To use this application in the Onedata environment it is needed first to be set up correctly. The setup may vary for Onedata versions (this set-up works for version 21.02). Onedata will use this connector as a Storage backend on Oneprovider. The Storage baceknd can be created by opening Onezone interface, navigating to Clusters, selecting a Oneprovider, navigating to Storage backends, Add storage backend (Onezone -> Clusters -> Storage backends -> Add storage backend). Configuration example:
Key | Value | Explanation | Exemplary values |
---|---|---|---|
Type | WebDAV | WebDAV interface is used for communication | WebDAV |
Name | user defined | Name of the Storage backend defined by user, can be anything | webdav-backend |
Endpoint | user defined | URL with scheme (http/https), port and path to this connector application | https://webdav.sbo.sk:8000/invenio |
Credentials | user defined | TBD | TBD |
Range write support | ModDAV | Apache's ModDAV is used for partial reads and writes to the storage | ModDAV |
Connection pool size | 1 | Maximum number of parallel connections | 1 |
Timeout [ms] | 12 000 000 | Number of millisecond until Onedata is willing to wait for response. | 12 000 000 |
After adding a new Storage backend by pressing Add, it can be assigned to a space in the usual way (Space support).
For the most optimal use, a few restrictions need to be taken care of.
- Connection pool size: At the time, maximum of only one parallel connection is supported for the usage with the connector. It is due to the threading (un)support.
- Timeout: The best tradeoff was found out to be 1 200 seconds (20 minutes). The maximal response time for communication with e.g. Invenio is on the file retrieval, especially when partial read is requested at the end of teh file. It is due to the fact, that the whole file is needed to be downloaded before provision of the data. If the file is large enough, the response may take a long time.
Note
Numerically, it is possible to compute how much will it take to download the whole file from a network location.
The formula is t = ( s * 8 ) / b, where t is time in seconds, s is size of the file in bytes and b is bandwidth of the network connection (download speed) in bits per second.
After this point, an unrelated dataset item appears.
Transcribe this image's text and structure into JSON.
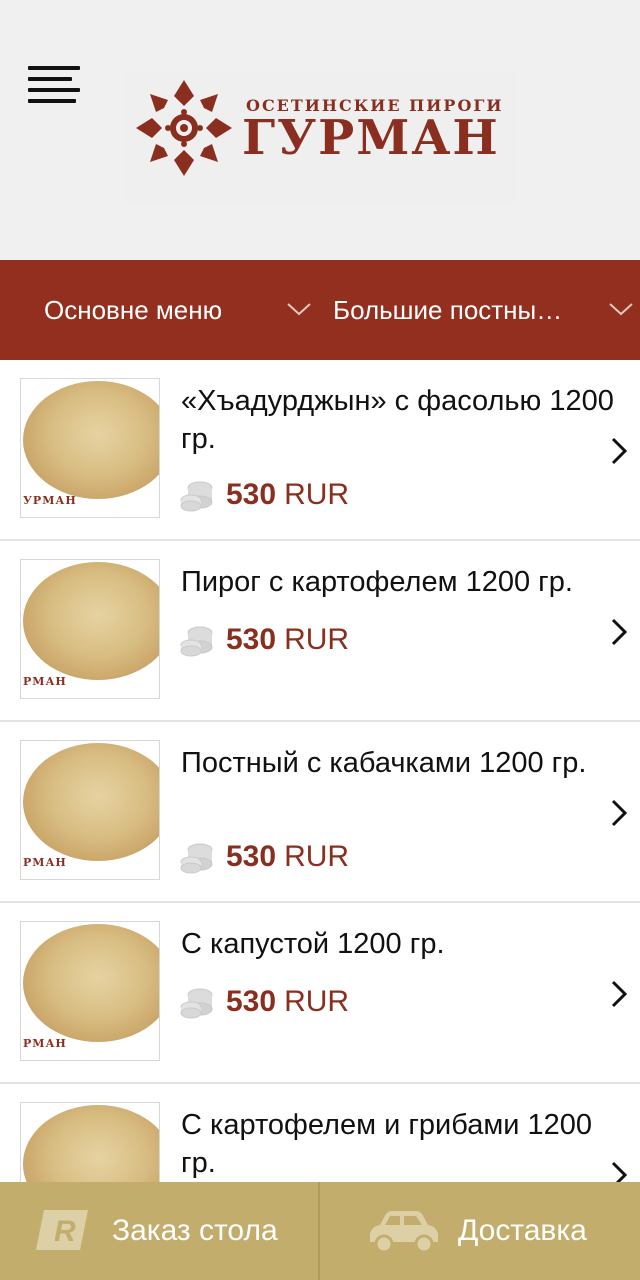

This formula is the lower bound for the time t.
In reality it will take longer because the real throughput on the network is always lower than the bandwidth b.
E.g. for 60 GiB file, 1 Gbit/s it will take t = (60 * 1024 * 1024 * 1024 * 8) / 1 000 000 000, t = 515 seconds (~9 minutes) to download the whole file.
On 100 Mbit/s it would be 5154 seconds (~86 minutes or ~1,5 hours) which would require longer timeout or different domain (smaller sizes of individual files).